Во всем угадывалась неразделенная и трогательная тяга к Европе, отдавшей без видимых колебаний свою провинциальную родственницу ее решительному соседу. Но равнодушие Старой Дамы не охладило стойкого чувства полузабытой хуторянки — о том свидетельствовал монумент, который еще лет шесть назад символизировал суверенность — три женщины, три латышских провинции, красноречиво смотрят на Запад.

Но я не созрел еще до сострадания драматическому жребию стран, обделенных могуществом территории и демографии, — сколь ни комично, недавний южанин, одной ногою зацепившийся за столичную твердь, был тем не менее неким звенышком этой суровой сибирской силы. И очень возможно, по этому поводу испытывал тайное удовольствие.

Все радовало. В юные годы кивок фортуны творит чудеса. Походка становится победоносной, море и впрямь тебе по колено. Тем более это странное море — полверсты, а оно по щиколотку. Топаешь по воде, аки посуху.

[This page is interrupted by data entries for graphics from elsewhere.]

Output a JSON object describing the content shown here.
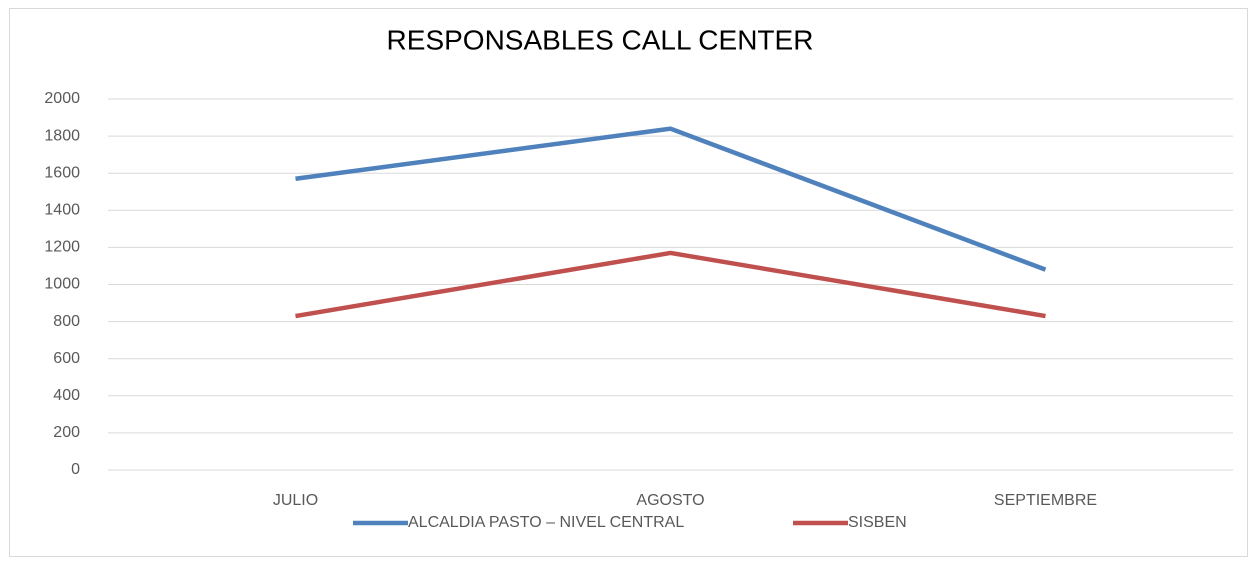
{
  "chart_data": {
    "type": "line",
    "title": "RESPONSABLES CALL CENTER",
    "categories": [
      "JULIO",
      "AGOSTO",
      "SEPTIEMBRE"
    ],
    "series": [
      {
        "name": "ALCALDIA PASTO – NIVEL CENTRAL",
        "color": "#4f81bd",
        "values": [
          1570,
          1840,
          1080
        ]
      },
      {
        "name": "SISBEN",
        "color": "#c0504d",
        "values": [
          830,
          1170,
          830
        ]
      }
    ],
    "ylim": [
      0,
      2000
    ],
    "yticks": [
      0,
      200,
      400,
      600,
      800,
      1000,
      1200,
      1400,
      1600,
      1800,
      2000
    ],
    "grid": true,
    "legend": "bottom"
  }
}
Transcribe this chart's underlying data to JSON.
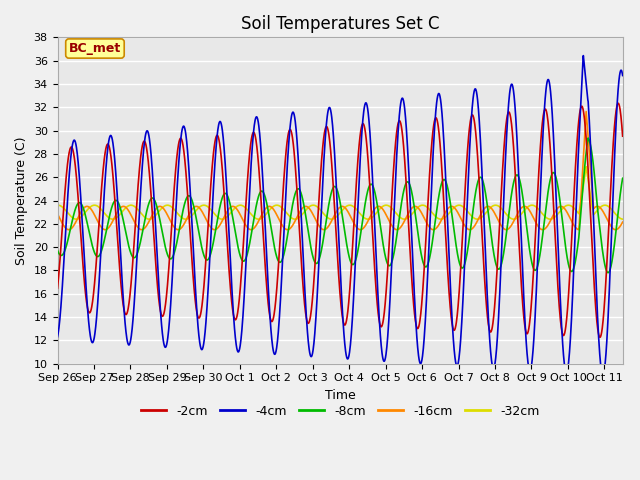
{
  "title": "Soil Temperatures Set C",
  "xlabel": "Time",
  "ylabel": "Soil Temperature (C)",
  "ylim": [
    10,
    38
  ],
  "yticks": [
    10,
    12,
    14,
    16,
    18,
    20,
    22,
    24,
    26,
    28,
    30,
    32,
    34,
    36,
    38
  ],
  "colors": {
    "-2cm": "#cc0000",
    "-4cm": "#0000cc",
    "-8cm": "#00bb00",
    "-16cm": "#ff8800",
    "-32cm": "#dddd00"
  },
  "annotation_text": "BC_met",
  "annotation_bg": "#ffff99",
  "annotation_border": "#cc8800",
  "annotation_text_color": "#990000",
  "plot_bg": "#e8e8e8",
  "fig_bg": "#f0f0f0",
  "grid_color": "#ffffff",
  "title_fontsize": 12,
  "axis_label_fontsize": 9,
  "tick_fontsize": 8,
  "tick_labels": [
    "Sep 26",
    "Sep 27",
    "Sep 28",
    "Sep 29",
    "Sep 30",
    "Oct 1",
    "Oct 2",
    "Oct 3",
    "Oct 4",
    "Oct 5",
    "Oct 6",
    "Oct 7",
    "Oct 8",
    "Oct 9",
    "Oct 10",
    "Oct 11"
  ],
  "n_days": 15.5
}
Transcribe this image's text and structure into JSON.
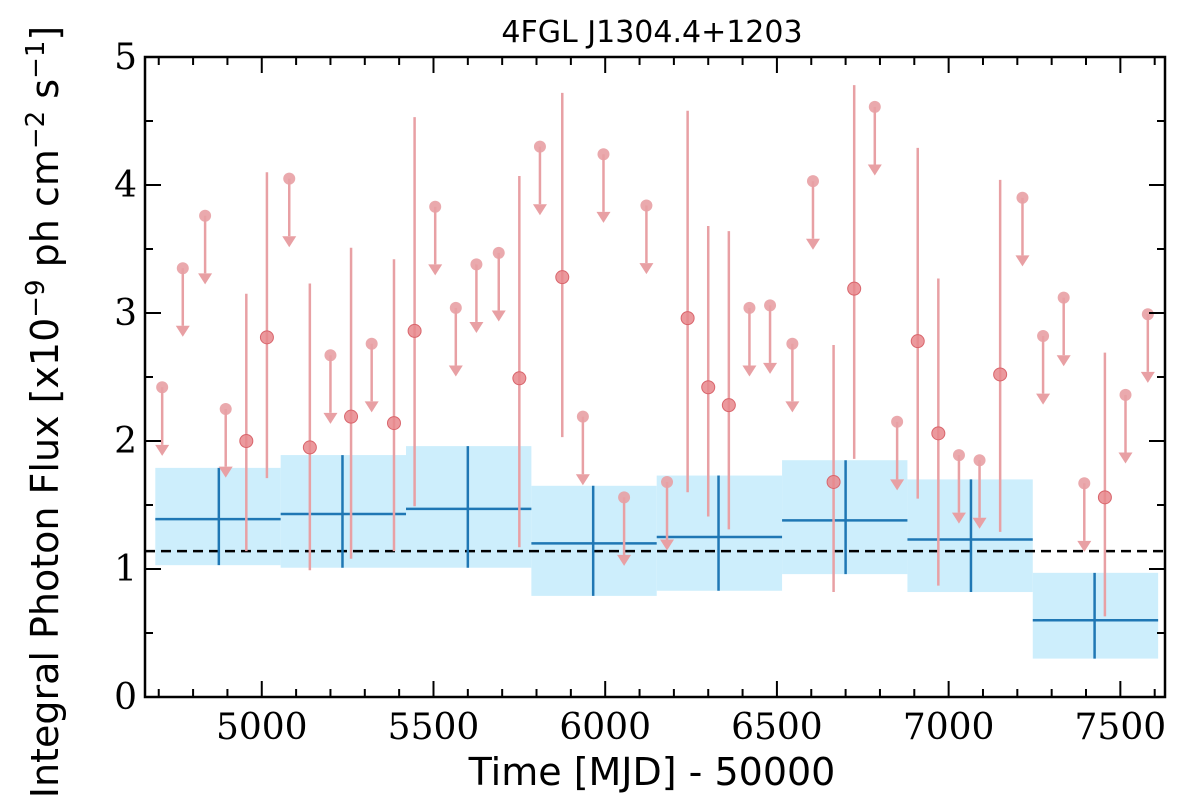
{
  "chart_data": {
    "type": "scatter",
    "title": "4FGL J1304.4+1203",
    "xlabel": "Time [MJD] - 50000",
    "ylabel_parts": {
      "prefix": "Integral Photon Flux [x10",
      "exp1": "−9",
      "mid": " ph cm",
      "exp2": "−2",
      "mid2": " s",
      "exp3": "−1",
      "suffix": "]"
    },
    "xlim": [
      4660,
      7630
    ],
    "ylim": [
      0,
      5
    ],
    "xticks": [
      5000,
      5500,
      6000,
      6500,
      7000,
      7500
    ],
    "yticks": [
      0,
      1,
      2,
      3,
      4,
      5
    ],
    "grid": false,
    "colors": {
      "band": "#cdeefc",
      "bin_line": "#1f77b4",
      "short_points": "#e8878c",
      "short_lines": "#e8a0a4",
      "reference_line": "#000000"
    },
    "reference_flux": 1.14,
    "long_bins": [
      {
        "x0": 4690,
        "x1": 5055,
        "center": 4875,
        "value": 1.39,
        "lo": 1.03,
        "hi": 1.79
      },
      {
        "x0": 5055,
        "x1": 5420,
        "center": 5235,
        "value": 1.43,
        "lo": 1.01,
        "hi": 1.89
      },
      {
        "x0": 5420,
        "x1": 5785,
        "center": 5600,
        "value": 1.47,
        "lo": 1.01,
        "hi": 1.96
      },
      {
        "x0": 5785,
        "x1": 6150,
        "center": 5965,
        "value": 1.2,
        "lo": 0.79,
        "hi": 1.65
      },
      {
        "x0": 6150,
        "x1": 6515,
        "center": 6330,
        "value": 1.25,
        "lo": 0.83,
        "hi": 1.73
      },
      {
        "x0": 6515,
        "x1": 6880,
        "center": 6700,
        "value": 1.38,
        "lo": 0.96,
        "hi": 1.85
      },
      {
        "x0": 6880,
        "x1": 7245,
        "center": 7065,
        "value": 1.23,
        "lo": 0.82,
        "hi": 1.7
      },
      {
        "x0": 7245,
        "x1": 7610,
        "center": 7425,
        "value": 0.6,
        "lo": 0.3,
        "hi": 0.97
      }
    ],
    "short_detections": [
      {
        "x": 4955,
        "y": 2.0,
        "lo": 1.14,
        "hi": 3.15
      },
      {
        "x": 5015,
        "y": 2.81,
        "lo": 1.71,
        "hi": 4.1
      },
      {
        "x": 5140,
        "y": 1.95,
        "lo": 0.99,
        "hi": 3.23
      },
      {
        "x": 5260,
        "y": 2.19,
        "lo": 1.08,
        "hi": 3.51
      },
      {
        "x": 5385,
        "y": 2.14,
        "lo": 1.14,
        "hi": 3.42
      },
      {
        "x": 5445,
        "y": 2.86,
        "lo": 1.49,
        "hi": 4.53
      },
      {
        "x": 5750,
        "y": 2.49,
        "lo": 1.17,
        "hi": 4.07
      },
      {
        "x": 5875,
        "y": 3.28,
        "lo": 2.03,
        "hi": 4.72
      },
      {
        "x": 6240,
        "y": 2.96,
        "lo": 1.6,
        "hi": 4.58
      },
      {
        "x": 6300,
        "y": 2.42,
        "lo": 1.41,
        "hi": 3.68
      },
      {
        "x": 6360,
        "y": 2.28,
        "lo": 1.31,
        "hi": 3.64
      },
      {
        "x": 6665,
        "y": 1.68,
        "lo": 0.82,
        "hi": 2.75
      },
      {
        "x": 6725,
        "y": 3.19,
        "lo": 1.86,
        "hi": 4.78
      },
      {
        "x": 6910,
        "y": 2.78,
        "lo": 1.55,
        "hi": 4.29
      },
      {
        "x": 6970,
        "y": 2.06,
        "lo": 0.87,
        "hi": 3.27
      },
      {
        "x": 7150,
        "y": 2.52,
        "lo": 1.29,
        "hi": 4.04
      },
      {
        "x": 7455,
        "y": 1.56,
        "lo": 0.63,
        "hi": 2.69
      }
    ],
    "short_upper_limits": [
      {
        "x": 4710,
        "y": 2.42
      },
      {
        "x": 4770,
        "y": 3.35
      },
      {
        "x": 4835,
        "y": 3.76
      },
      {
        "x": 4895,
        "y": 2.25
      },
      {
        "x": 5080,
        "y": 4.05
      },
      {
        "x": 5200,
        "y": 2.67
      },
      {
        "x": 5320,
        "y": 2.76
      },
      {
        "x": 5505,
        "y": 3.83
      },
      {
        "x": 5565,
        "y": 3.04
      },
      {
        "x": 5625,
        "y": 3.38
      },
      {
        "x": 5690,
        "y": 3.47
      },
      {
        "x": 5810,
        "y": 4.3
      },
      {
        "x": 5935,
        "y": 2.19
      },
      {
        "x": 5995,
        "y": 4.24
      },
      {
        "x": 6055,
        "y": 1.56
      },
      {
        "x": 6120,
        "y": 3.84
      },
      {
        "x": 6180,
        "y": 1.68
      },
      {
        "x": 6420,
        "y": 3.04
      },
      {
        "x": 6480,
        "y": 3.06
      },
      {
        "x": 6545,
        "y": 2.76
      },
      {
        "x": 6605,
        "y": 4.03
      },
      {
        "x": 6785,
        "y": 4.61
      },
      {
        "x": 6850,
        "y": 2.15
      },
      {
        "x": 7030,
        "y": 1.89
      },
      {
        "x": 7090,
        "y": 1.85
      },
      {
        "x": 7215,
        "y": 3.9
      },
      {
        "x": 7275,
        "y": 2.82
      },
      {
        "x": 7335,
        "y": 3.12
      },
      {
        "x": 7395,
        "y": 1.67
      },
      {
        "x": 7515,
        "y": 2.36
      },
      {
        "x": 7580,
        "y": 2.99
      }
    ]
  }
}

Я увидел двуязычную вывеску. Слева выведено латинскими буквами: Frizetava, а справа — родной кириллицей: Парикмахерская. Я поразмыслил — есть время, посетим фризетаву. Пусть мне сделают красивую голову.

Я вошел. Одно кресло было занято. В нем восседал молодой латыш. Зато другое было свободно. Справа от двери стояли парни, поджидавшие своего приятеля. Их было четверо или пятеро. Пока надо мной колдовал чародей с певучими ножницами в руке, я искоса наблюдал за ними. Мое внимание остановил щуплый юнец в белой сорочке, в черных брюках. Он был альбинос. Низкорослый, всем остальным по плечо, ноги были слегка расставлены, пальцы засунуты за ремень с громадной металлической пряжкой. Белые волосы аккуратно зачесаны над покатым лбом, но все же один вихорок завис в задиристой боевой стойке. И сам он раскачивался на носках, словно готовился к прыжку. Не только я смотрел на него, он тоже разглядывал меня — глаза под белесыми бровями, как будто выгоревшими на солнце, не скрывали ни вызова, ни антипатии.

Постриженный, пахнущий одеколоном, я возвратился в гостиницу «Рига», взял в номере свой ручной чемоданчик — моя трехдневная эскапада не требовала основательной клади, — простился с дежурной по этажу, выбежал на летнюю улицу, продефилировал мимо Оперы и перешел на тенистую сторону.

До поезда было достаточно времени, и я благоразумно решил, что проведу его на воздухе. Уже темнело, и в этой сумеречной лилово-фиолетовой дымке город казался еще притягательней.

Я брел по улице Криштьяна Барона. Из комиссионного магазина вышла черноволосая женщина, костистая, лет сорока пяти. Уже на пороге она обернулась, не то сказала, не то спросила у девушки, провожавшей ее:

— Аусма, до завтра. Ты скоро?

И, не дождавшись ответа, исчезла, точно растворилась в толпе.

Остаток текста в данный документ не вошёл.